Milliyetçilik bir ideoloji ve doktrine kadar gidebilir.. Çeşitli renklere bürünebilir. Milliyetçi, liberal, demokrat, sosyalist vb şekillerde ortaya çıkabilir. Sömürge uluslar için milliyetçiliği reddetmek ve kötülemek, o sömürge ulusun kurtuluşuna darbe vurmaktır. Ulus bilinci, ülkesini sömürge olmaktan kurtarıp bağımsızlaştırmak, yurtseverlik, ülken üzerinde kültürün ve dilinle, inançlarınla özgür yaşamak kaçınılmaz olgulardır.
Hele Kürdistan gibi dörde parçalanmış ve bin yılardır şunun ve bunun işgali altında can çekişen ve bir türlü devletleşmeyen, soykırımlara ve korkunç zulümlere uğrayan bir ülke için milliyetçiliği tukaka etmek, kendi ayağına pranga vurmaktan başka bir şey değildir.
Ulus-devlet kapitalizmin ilk Modernite dönemlerinde gelişti ve büyüdü.
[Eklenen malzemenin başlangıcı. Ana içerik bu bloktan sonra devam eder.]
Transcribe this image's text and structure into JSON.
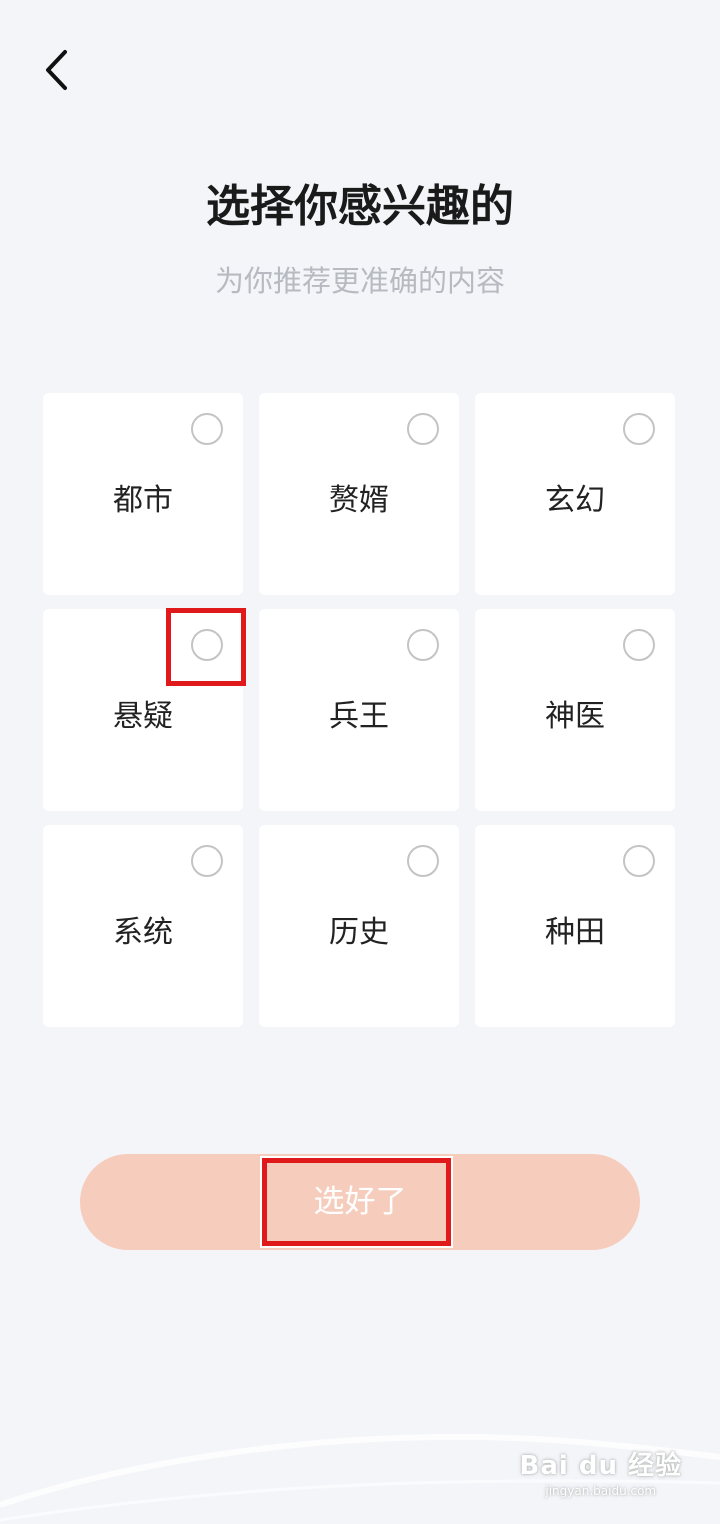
{
  "header": {
    "back_icon": "chevron-left-icon"
  },
  "intro": {
    "title": "选择你感兴趣的",
    "subtitle": "为你推荐更准确的内容"
  },
  "genres": [
    {
      "label": "都市",
      "selected": false
    },
    {
      "label": "赘婿",
      "selected": false
    },
    {
      "label": "玄幻",
      "selected": false
    },
    {
      "label": "悬疑",
      "selected": false
    },
    {
      "label": "兵王",
      "selected": false
    },
    {
      "label": "神医",
      "selected": false
    },
    {
      "label": "系统",
      "selected": false
    },
    {
      "label": "历史",
      "selected": false
    },
    {
      "label": "种田",
      "selected": false
    }
  ],
  "footer": {
    "confirm_label": "选好了"
  },
  "annotations": {
    "highlight_color": "#e01a1a"
  },
  "watermark": {
    "main": "Bai du 经验",
    "sub": "jingyan.baidu.com"
  },
  "colors": {
    "background": "#f3f5f9",
    "button_disabled": "#f6cdbd",
    "subtitle": "#b7bac0"
  }
}
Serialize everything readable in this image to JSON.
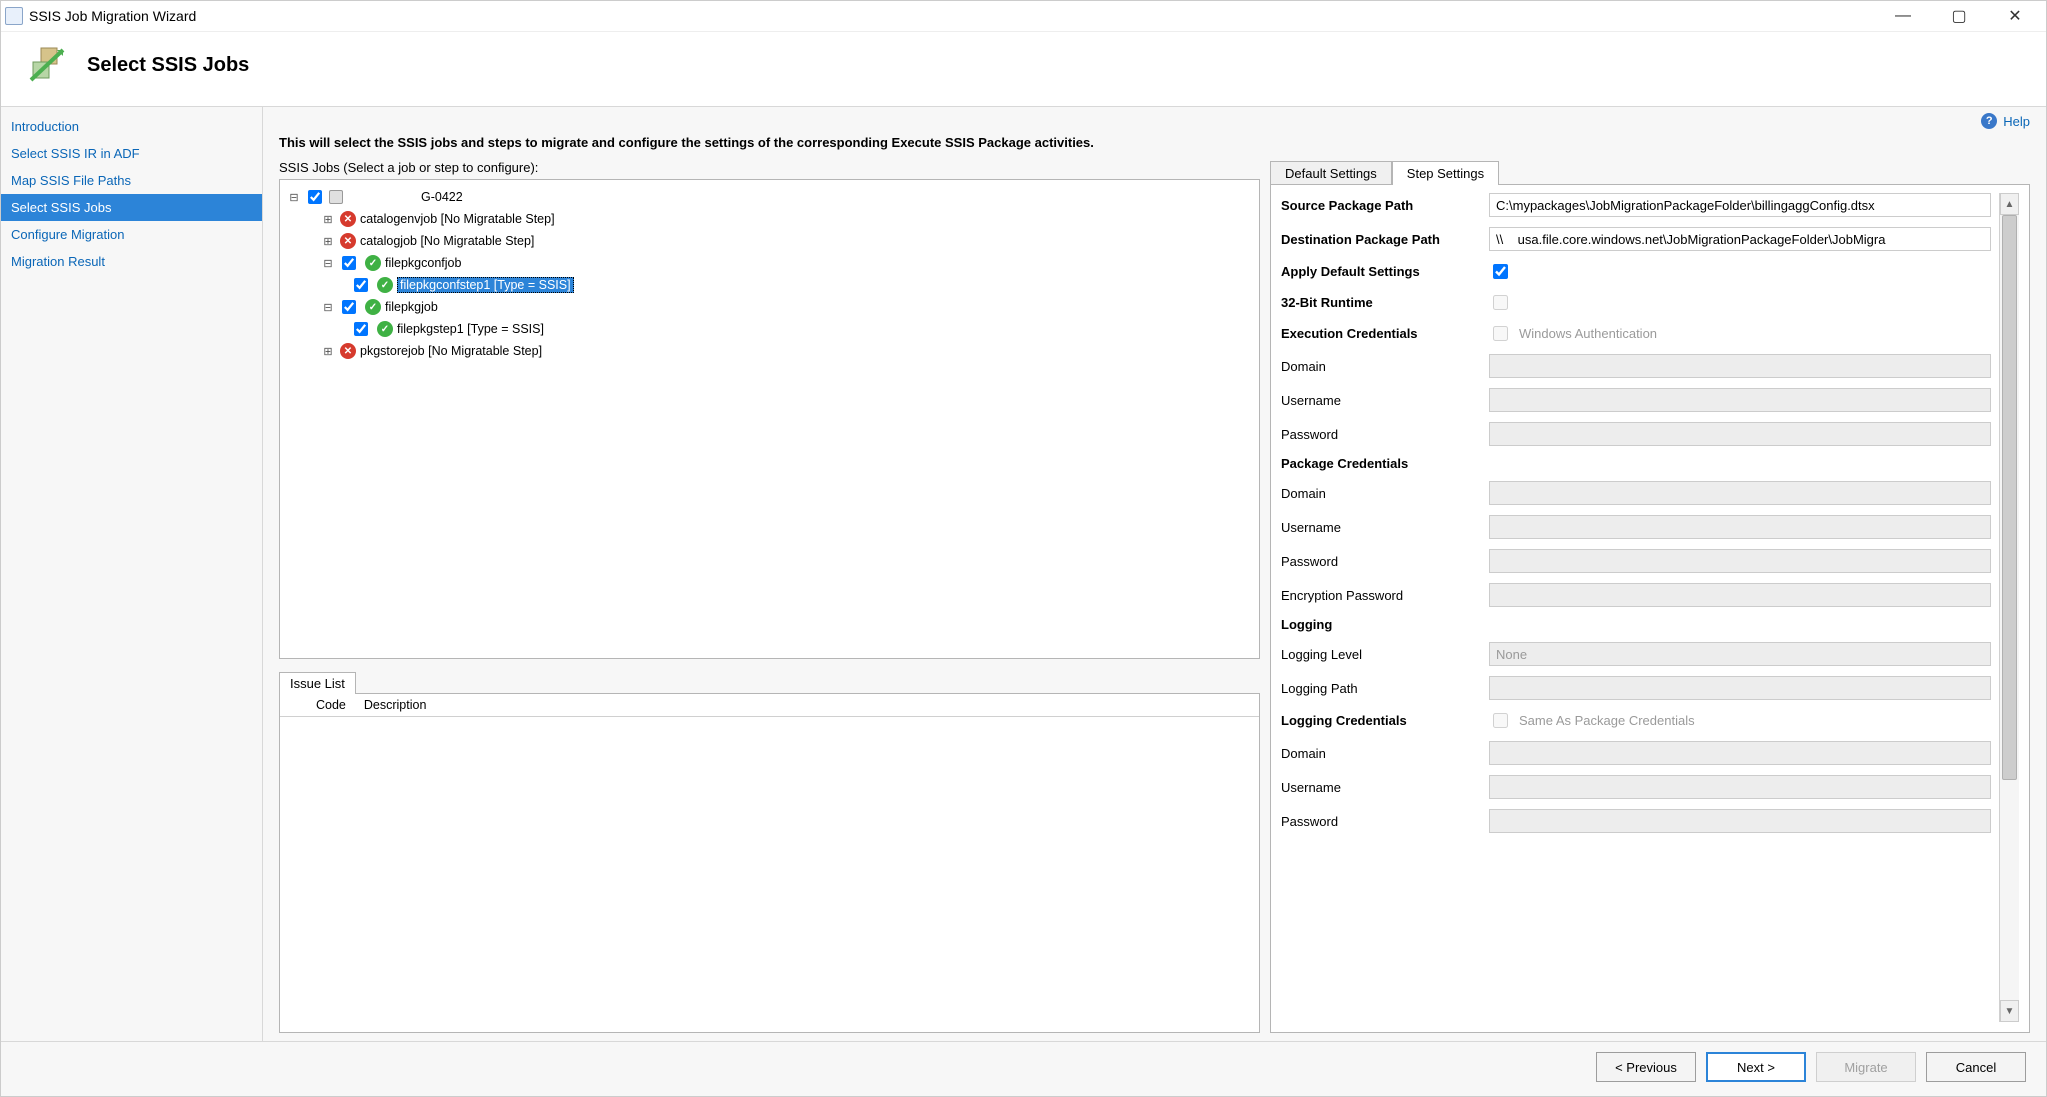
{
  "window": {
    "title": "SSIS Job Migration Wizard",
    "page_title": "Select SSIS Jobs"
  },
  "help": {
    "label": "Help"
  },
  "sidebar": {
    "items": [
      {
        "label": "Introduction"
      },
      {
        "label": "Select SSIS IR in ADF"
      },
      {
        "label": "Map SSIS File Paths"
      },
      {
        "label": "Select SSIS Jobs"
      },
      {
        "label": "Configure Migration"
      },
      {
        "label": "Migration Result"
      }
    ],
    "selected_index": 3
  },
  "instruction": "This will select the SSIS jobs and steps to migrate and configure the settings of the corresponding Execute SSIS Package activities.",
  "tree": {
    "label": "SSIS Jobs (Select a job or step to configure):",
    "root": "G-0422",
    "jobs": [
      {
        "label": "catalogenvjob [No Migratable Step]"
      },
      {
        "label": "catalogjob [No Migratable Step]"
      },
      {
        "label": "filepkgconfjob",
        "child": "filepkgconfstep1 [Type = SSIS]"
      },
      {
        "label": "filepkgjob",
        "child": "filepkgstep1 [Type = SSIS]"
      },
      {
        "label": "pkgstorejob [No Migratable Step]"
      }
    ]
  },
  "issue": {
    "title": "Issue List",
    "code_col": "Code",
    "desc_col": "Description"
  },
  "tabs": {
    "default": "Default Settings",
    "step": "Step Settings"
  },
  "settings": {
    "source_label": "Source Package Path",
    "source_value": "C:\\mypackages\\JobMigrationPackageFolder\\billingaggConfig.dtsx",
    "dest_label": "Destination Package Path",
    "dest_value": "\\\\    usa.file.core.windows.net\\JobMigrationPackageFolder\\JobMigra",
    "apply_label": "Apply Default Settings",
    "bit32_label": "32-Bit Runtime",
    "exec_cred": "Execution Credentials",
    "exec_cred_opt": "Windows Authentication",
    "domain": "Domain",
    "username": "Username",
    "password": "Password",
    "pkg_cred": "Package Credentials",
    "enc_pwd": "Encryption Password",
    "logging": "Logging",
    "log_level": "Logging Level",
    "log_level_val": "None",
    "log_path": "Logging Path",
    "log_cred": "Logging Credentials",
    "log_cred_opt": "Same As Package Credentials"
  },
  "footer": {
    "previous": "< Previous",
    "next": "Next >",
    "migrate": "Migrate",
    "cancel": "Cancel"
  }
}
Gelinen aşamada her devletleşmeyi eski klasik biçimiyle ulus-devlet olarak yargılamak sığ bir yaklaşım olur. Çok kültürlülük, çok renklilik ve demokratik değerler ve kriterler geliştirilince ulusal egemenlik, iktidar ve devlet farklı içeriklerle gelişebilir. Günümüzde hala yeni devletlerin kuruluşu devam etmektedir.
Devlet olmakla ulus-devlet birebir aynı değildir, benzeştikleri noktalar şüphesiz ki olur.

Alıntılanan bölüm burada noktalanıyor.